Paul Parker, head of Catch Together, at Chatham harbor on Cape Cod.

Paul Parker, head of Catch Together, at Chatham Harbor on Cape Cod. (Photo credit: Meg Wilcox)

“Most of the organizations of fishermen we’re working with have deep experience in one or two of those areas, but not all three,” said Parker.

That’s why Alaskans Own and the Alaska Sustainable Fisheries Trust, which received a grant to harvest lingcod and sablefish, teamed up with the Wave, said Herendeen. “We knew the Wave had the structure in place to help move the fish to families in need.”

Reaching In-Lieu Fishing Communities

The Wave program aims to feed more than 600,000 people in rural and BIPOC communities through early November with a combination of hot meals and fresh-frozen fillets, and it piggybacks off the efforts of other food relief organizations. That means “things change on the daily,” notes Keri Johns, a manager at The Wave.

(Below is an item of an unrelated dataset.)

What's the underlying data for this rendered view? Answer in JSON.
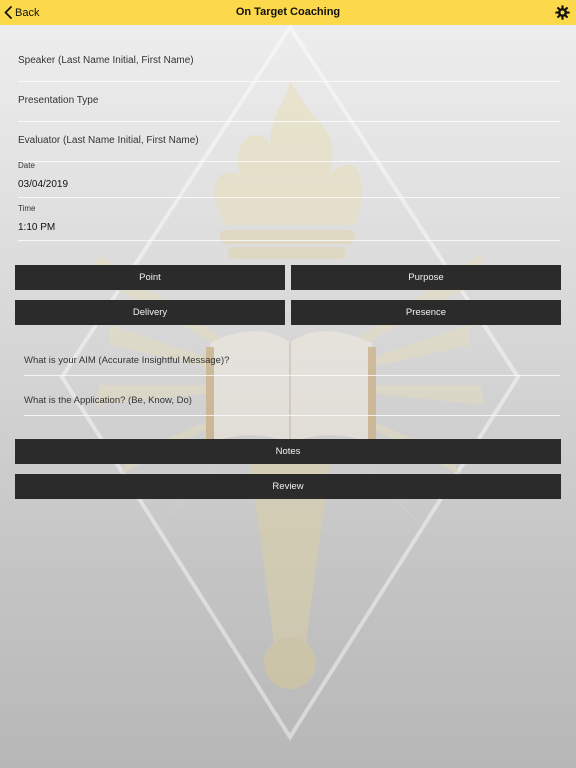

It’s currently providing fresh frozen fish to Feed the Mass, which is preparing hot meals for firefighters and wildfire evacuees, among other activities. In-lieu fishing communities remain a priority, however, and it has adapted to their needs by following the tribal fishermen as they move up river with the salmon harvest, providing hot meals from a food truck, via Food Fleet, and also providing a one-pot stew bag with the fish that their families can easily cook.

Johns said that the Wave’s immediate focus areas are supporting tribal fishermen with hot meals during their busy salmon harvest and getting technical needs sorted out for kids for online schooling. But over the longer term, “we’re looking to make a food system that works for the little guy and the health of our nation,” she explained. “How people look at seafood, how fish gets distributed, and where it goes is part of what needs to change. It’s a great protein source.”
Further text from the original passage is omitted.